Body of water in the Arctic Ocean from northeast of Greenland to Svalbard

The Wandel Sea (Wandelhavet; also known as McKinley Sea) is a body of water in the Greenland Sea, stretching from northeast of Greenland to Svalbard. It is obstructed by ice most of the year.

This sea is named after Danish polar explorer and hydrographer, Vice Admiral Carl Frederick Wandel, who in the years 1895–96 explored the coastal waters of Greenland as part of the Danish Ingolf Expedition.

==Geography==
This arctic sea is located at 82° north longitude and 21° west latitude. Seas farther north and northwest of the Wandel Sea were once frozen year-round but now may have open water in late summer, as of August 2018. The Wandel Sea stretches westward as far as Cape Morris Jesup. Further west is the Lincoln Sea. In the south, it stretches to Nordostrundingen. The Wandel Sea connects to the Greenland Sea in the south through the Fram Strait.
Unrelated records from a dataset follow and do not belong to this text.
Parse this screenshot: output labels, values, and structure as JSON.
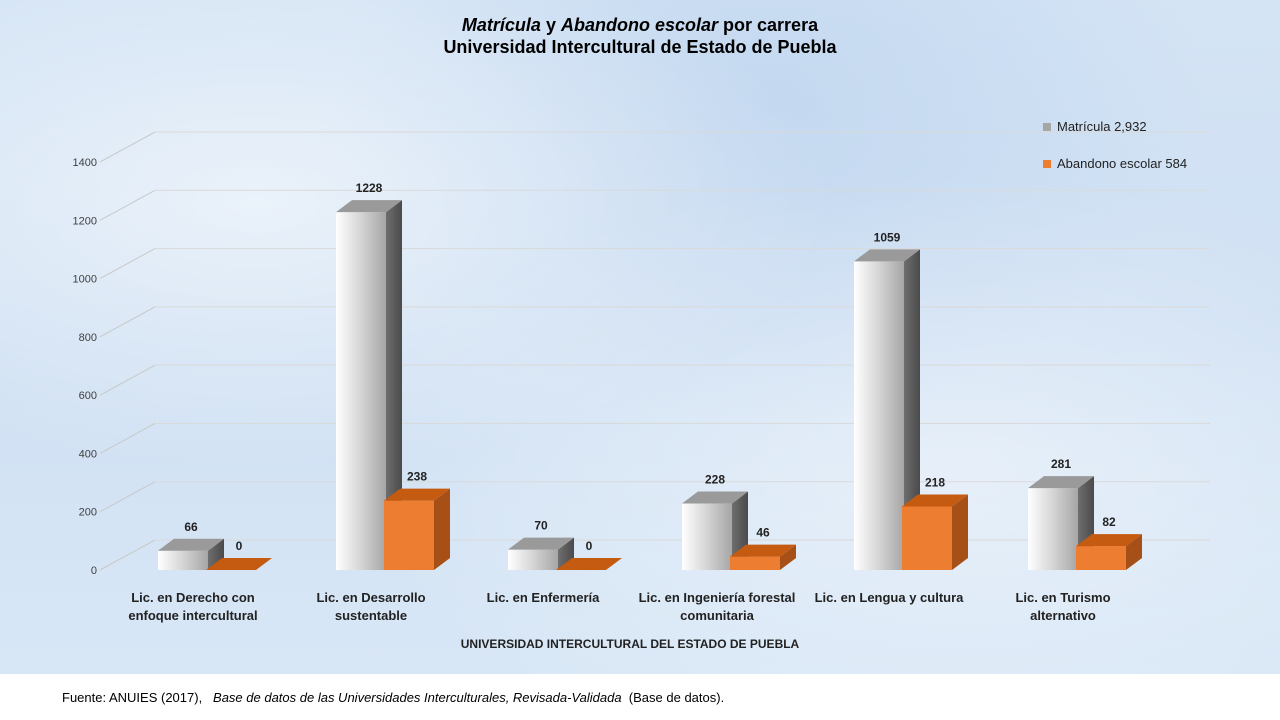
{
  "title": {
    "part1_italic": "Matrícula",
    "part2": "y",
    "part3_italic": "Abandono escolar",
    "part4": "por carrera",
    "line2": "Universidad Intercultural de Estado de Puebla"
  },
  "source": {
    "prefix": "Fuente: ANUIES (2017),",
    "italic": "Base de datos de las Universidades  Interculturales, Revisada-Validada",
    "suffix": "(Base de datos)."
  },
  "chart_data": {
    "type": "bar",
    "title": "Matrícula y Abandono escolar por carrera Universidad Intercultural de Estado de Puebla",
    "xlabel": "UNIVERSIDAD INTERCULTURAL DEL ESTADO DE PUEBLA",
    "ylabel": "",
    "ylim": [
      0,
      1400
    ],
    "yticks": [
      "0",
      "200",
      "400",
      "600",
      "800",
      "1000",
      "1200",
      "1400"
    ],
    "categories": [
      [
        "Lic. en Derecho con",
        "enfoque intercultural"
      ],
      [
        "Lic. en Desarrollo",
        "sustentable"
      ],
      [
        "Lic. en Enfermería"
      ],
      [
        "Lic. en Ingeniería forestal",
        "comunitaria"
      ],
      [
        "Lic. en Lengua y cultura"
      ],
      [
        "Lic. en Turismo",
        "alternativo"
      ]
    ],
    "series": [
      {
        "name": "Matrícula  2,932",
        "values": [
          66,
          1228,
          70,
          228,
          1059,
          281
        ],
        "color": "#bfbfbf"
      },
      {
        "name": "Abandono escolar 584",
        "values": [
          0,
          238,
          0,
          46,
          218,
          82
        ],
        "color": "#ed7d31"
      }
    ],
    "grid": true,
    "legend_position": "top-right",
    "style": "3d-column"
  }
}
Independence Fjord and Frederick E. Hyde Fjord are two great fjords of the far-northeast Greenland coast having their mouths in the Wandel Sea. G.B. Schley Fjord and Hellefisk Fjord are smaller fjords located between both.

Islands include Princess Thyra Island, the largest, Kaffeklubben Island, the northernmost, and Princess Dagmar Island, located not far from Station Nord, the only inhabited place in the area.